You know, the problem of an observer reading our post is that they probably aren't the Walker Percy or Flannery O'Connor character type of true observer. Our visitors will find it difficult to separate themselves from "the usual "news analysis" one comes to expect from the respective liberal / conservative arenas". In other words they totally identify with the differences and cannot see the similarities as what Percy of O’Connor would help us see from one of their novels.

truepeers said...

Greetings Athos,

to extend your argument, would you say there are no essential differences between the Palestinians and the Jews of Israel (even when the situation is reduced to two lonely men locked in mortal combat)?

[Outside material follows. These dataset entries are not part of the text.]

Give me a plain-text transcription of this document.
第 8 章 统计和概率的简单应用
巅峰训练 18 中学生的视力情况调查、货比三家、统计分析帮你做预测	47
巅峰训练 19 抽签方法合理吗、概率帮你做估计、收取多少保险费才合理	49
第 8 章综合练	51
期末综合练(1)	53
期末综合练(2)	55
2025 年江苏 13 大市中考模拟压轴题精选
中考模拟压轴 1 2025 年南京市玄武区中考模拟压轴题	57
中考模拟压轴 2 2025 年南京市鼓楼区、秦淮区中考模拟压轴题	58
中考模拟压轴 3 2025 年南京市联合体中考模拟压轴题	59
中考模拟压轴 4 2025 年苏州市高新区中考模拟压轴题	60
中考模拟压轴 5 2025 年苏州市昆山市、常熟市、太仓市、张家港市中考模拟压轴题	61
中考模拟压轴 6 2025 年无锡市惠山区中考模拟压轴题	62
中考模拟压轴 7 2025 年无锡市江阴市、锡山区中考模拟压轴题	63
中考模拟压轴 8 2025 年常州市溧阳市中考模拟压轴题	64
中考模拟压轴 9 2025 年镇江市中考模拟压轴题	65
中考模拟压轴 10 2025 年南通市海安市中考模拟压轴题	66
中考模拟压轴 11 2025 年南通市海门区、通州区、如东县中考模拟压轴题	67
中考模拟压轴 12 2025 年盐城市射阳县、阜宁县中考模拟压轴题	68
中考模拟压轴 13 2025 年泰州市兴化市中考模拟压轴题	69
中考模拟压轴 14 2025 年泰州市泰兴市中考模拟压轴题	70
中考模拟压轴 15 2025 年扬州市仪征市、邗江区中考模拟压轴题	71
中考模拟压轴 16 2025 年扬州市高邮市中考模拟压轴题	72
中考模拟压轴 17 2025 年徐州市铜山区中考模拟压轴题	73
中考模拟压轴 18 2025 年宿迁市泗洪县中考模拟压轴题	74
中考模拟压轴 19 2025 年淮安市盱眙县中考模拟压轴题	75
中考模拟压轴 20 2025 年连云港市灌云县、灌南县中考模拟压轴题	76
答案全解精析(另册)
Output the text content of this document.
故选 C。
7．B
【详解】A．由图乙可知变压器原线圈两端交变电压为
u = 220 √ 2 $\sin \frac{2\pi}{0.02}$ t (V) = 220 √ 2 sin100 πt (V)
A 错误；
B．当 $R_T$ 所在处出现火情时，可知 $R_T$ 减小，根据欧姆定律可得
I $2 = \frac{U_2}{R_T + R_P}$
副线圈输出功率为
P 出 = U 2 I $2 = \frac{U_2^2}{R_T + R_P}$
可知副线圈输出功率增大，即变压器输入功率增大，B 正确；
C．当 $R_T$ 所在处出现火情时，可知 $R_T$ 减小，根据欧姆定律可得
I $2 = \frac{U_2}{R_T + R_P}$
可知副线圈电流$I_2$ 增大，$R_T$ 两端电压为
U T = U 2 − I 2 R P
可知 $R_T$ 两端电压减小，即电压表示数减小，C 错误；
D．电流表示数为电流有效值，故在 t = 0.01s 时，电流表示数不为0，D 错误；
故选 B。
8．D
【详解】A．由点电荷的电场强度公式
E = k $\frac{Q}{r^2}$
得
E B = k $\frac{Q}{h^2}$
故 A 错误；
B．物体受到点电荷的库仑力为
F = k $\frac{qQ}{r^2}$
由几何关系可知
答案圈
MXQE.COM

I think it is not so much that conflict is caused by similarity as that conflict develops when people, from envy, resentment, or pure existential struggle for survival, erode, forget, or refuse once legitimate and meaningful differences. The question of the legitimacy of differences must thus take us to the question of whether all differences are simply the product of mythic misrepresentations of violent sacrifice, or whether important differences may precede the sacrificial violence, act to defer it, and remain a legitimate basis for justifying one's side in a conflict.

Thus I am not so sure whether journalists are always in the wrong about the myths of difference they spin (though when it comes to the Palestinians they usually are). Sometimes some of them may actually be visionary enough to articulate differences around which a future peace might emerge.

Porthos said...

Excellent roundup here by Michael Totten.

IMO, this is no bubbling up of a differential crisis between Fatah & Hamas but a calculated putsch by the Hamas-Hezbollah-Iran axis. Bad news all around.

Athos said...

You're right, Porthos. This is well past the point where MT might help quell violence through conscious intervention, peacekeeping efforts, etc. But I don't think it puts Girard's insights into question at all.

Consciously, the "axis" has their ostensible rationale which is consistent with their take on Islam, political aspirations and so forth. Unconsciously and surreptitiously, MT "reveals code" re: the typical fallen human "funny business."

Girard wd be the first in line to say he isn't saying anything original here; it's all in the New Testament. He simply thematized what the gospel was eventually revealing to our slow as mud to get it species.

Athos said...

From today's WaPo: "Radical Group Pulls In Sunis As Lebanon's Muslims polarize.

Porthos said...

Well, I think what I mean is that a straightforward Girardian rivalry/doubling analysis works, kind of, but in the same way such an analysis of, say, early post-revolutionary Russia might work: the Bolshevik putsch COULD be analyzed as the doubling rivalry with the ensemble of idealistic Socialists/Anarchists the Bolsheviks crushed, but IMO the deeper tectonics would in fact (Monday morning quarterbacking of history here) be the crystallizing of the form of purer form of revolutionary resentment embodied in the triumphant Bolsheviks (and that became the model for so much to follow, including Naziism). There IS a mimetic approach to this (and a GA approach), but I think it would go broader than a rival/double/undifferentiation analysis. I think Gil nails some of this well in his analysis of the French Revolution and aftermath.

Athos said...

I think Gil nails some of this well in his analysis of the French Revolution and aftermath.

You mean it is more of a sacrificial "melt down" without such clearly defined rivals? The two go hand in hand, in my u.

Hamerton-Kelly, Bailie quotes, says that democracy is the outcome of the death of kings (Louis XVI & Charles I). In such a sacrificial crisis (during which doubling rivalries are the coin of the realm), they're spawned like tornadoes from the sacrificial hurricane; part of the symptomology.

I don't know if GA applies; I've never heard anyone speak to it in such a way that doesn't sound more like an economics class (yawn).